もっとも労働条件が求人情報どおりだった場合の話。世の中書面で提示された労働条件と実際の勤務状況が違うなんて日常茶飯事だからね。患者次第の仕事だから残業とかもあるだろうし。そうなるとさらに過酷な労働条件下で働くことになるが、残業手当とかつくなら給料もアップするだろう。少なくとも日勤時給約1万円・当直約3333円を「勤務医の平均時給がいかに安いか」って「普通のサラリーマン」と比べるのは世間知らずでは。
週5残業無しで月172時間働いて平均年収の409万なら時給約1982円。残業も当然してるだろうから実際の時給単価はもっと低いし、世の中は年収300万円以下が4割以上を占めている。医者なら、ありえないと思うけど当直のみの勤務でも月172時間で年収680万超える。サラリーマンで年収600万以上は26%、700万以上なら17.9%しかいない。
だからといってすべての医者は儲けすぎ給料下げろとは思わんが、スキルの低い医者や受診件数の少ない当直医は基本給下げてもいいと思う。
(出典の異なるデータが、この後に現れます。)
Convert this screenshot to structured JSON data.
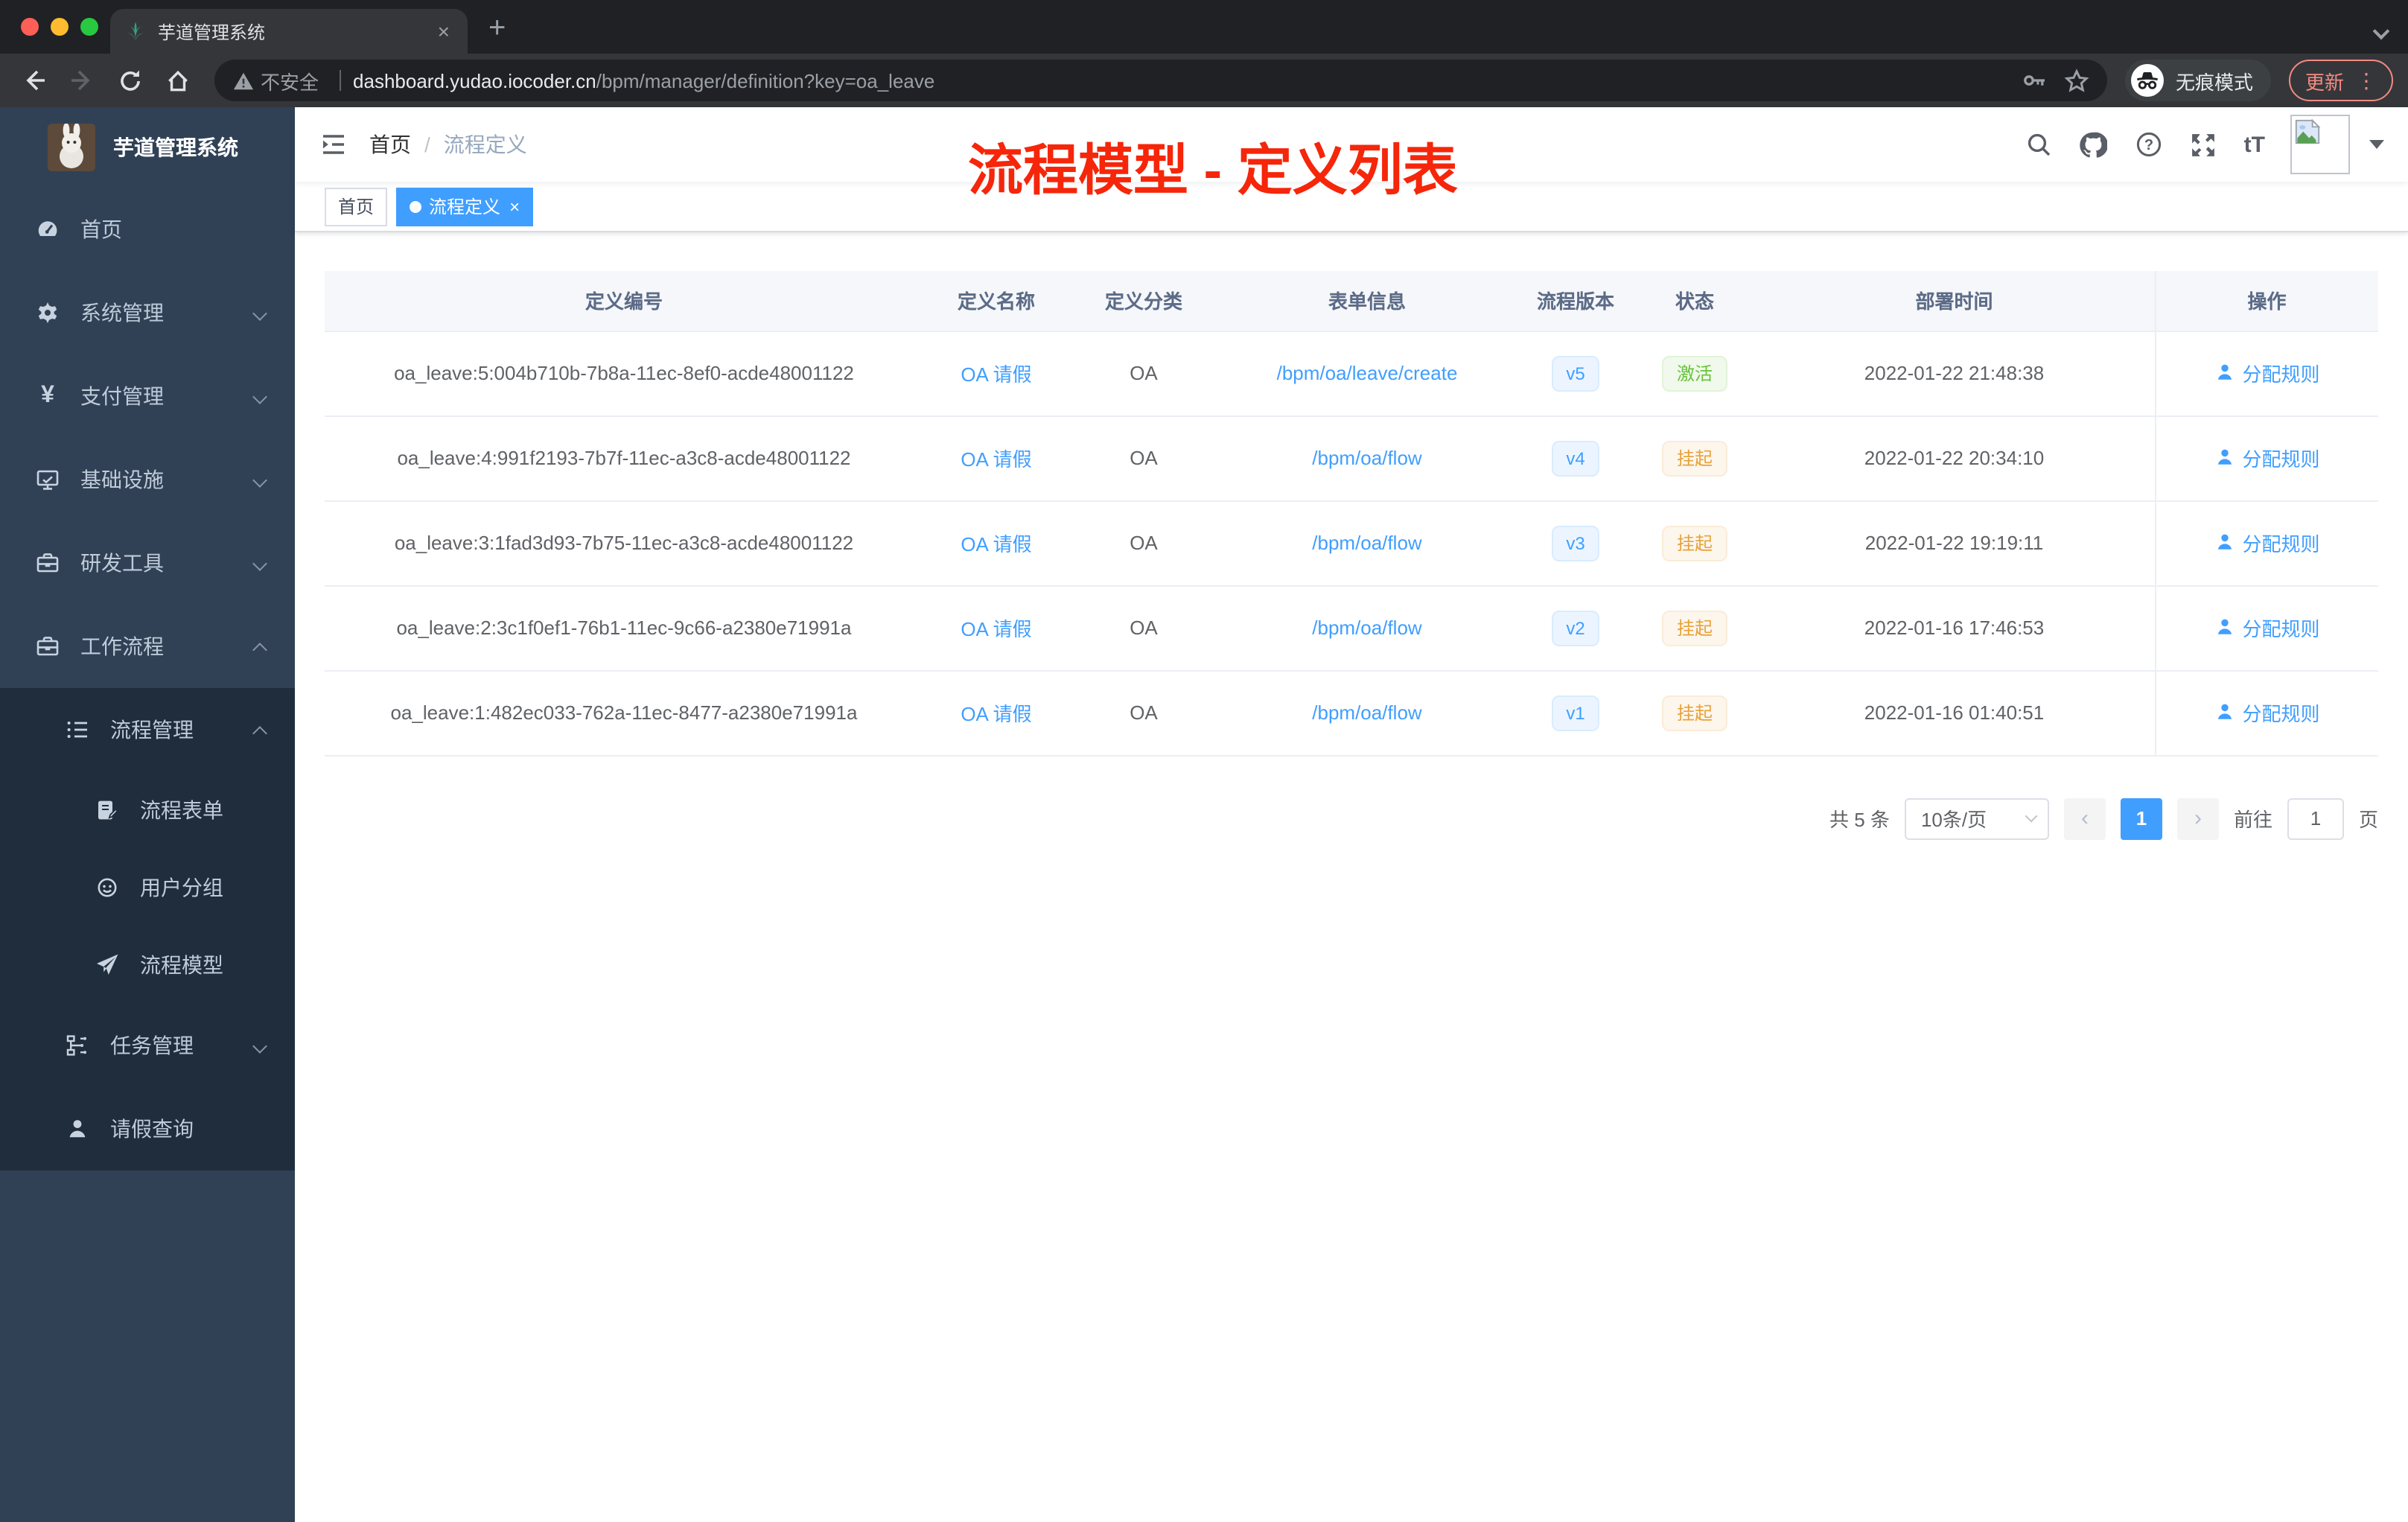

その分スキルの高い医者には高給を払って(今でも応相談とかでやってるか)、当直は最低保証額+インセンティブ制にすればいいのでは。後は今回の件とは関係ないけど手術とかでは成功報酬も採用して欲しいね。まあ実際の医者の労働条件知らないのですでにそうなってるのかもしれないが。
最後に久喜市民のコメントを引用
県全体、国全体の事はわかりませんが、久喜市には救急受け入れ大型総合病院が2つあります。
その二つとも機能していない。そのうちひとつはごく最近久喜市とJAがが大金を投じて新しく作った久喜総合病院です。この新しい病院が機能していない事をもっと取り上げて欲しい。
今回の記事は医者や行政がどうとか、久喜市だけが劣悪な環境にあると言うつもりはない。
これが人口15万人の都市で受けられる医療サービスだとするとこれ以下のところはどうなるのか。どのぐらいの規模なら大丈夫なのかという将来への不安。やっぱり東京等大都市以外の医療サービスに期待する方が無理だから貧乏人は死ねという結論に達しそう。まあ平均寿命は年収に比例するからな。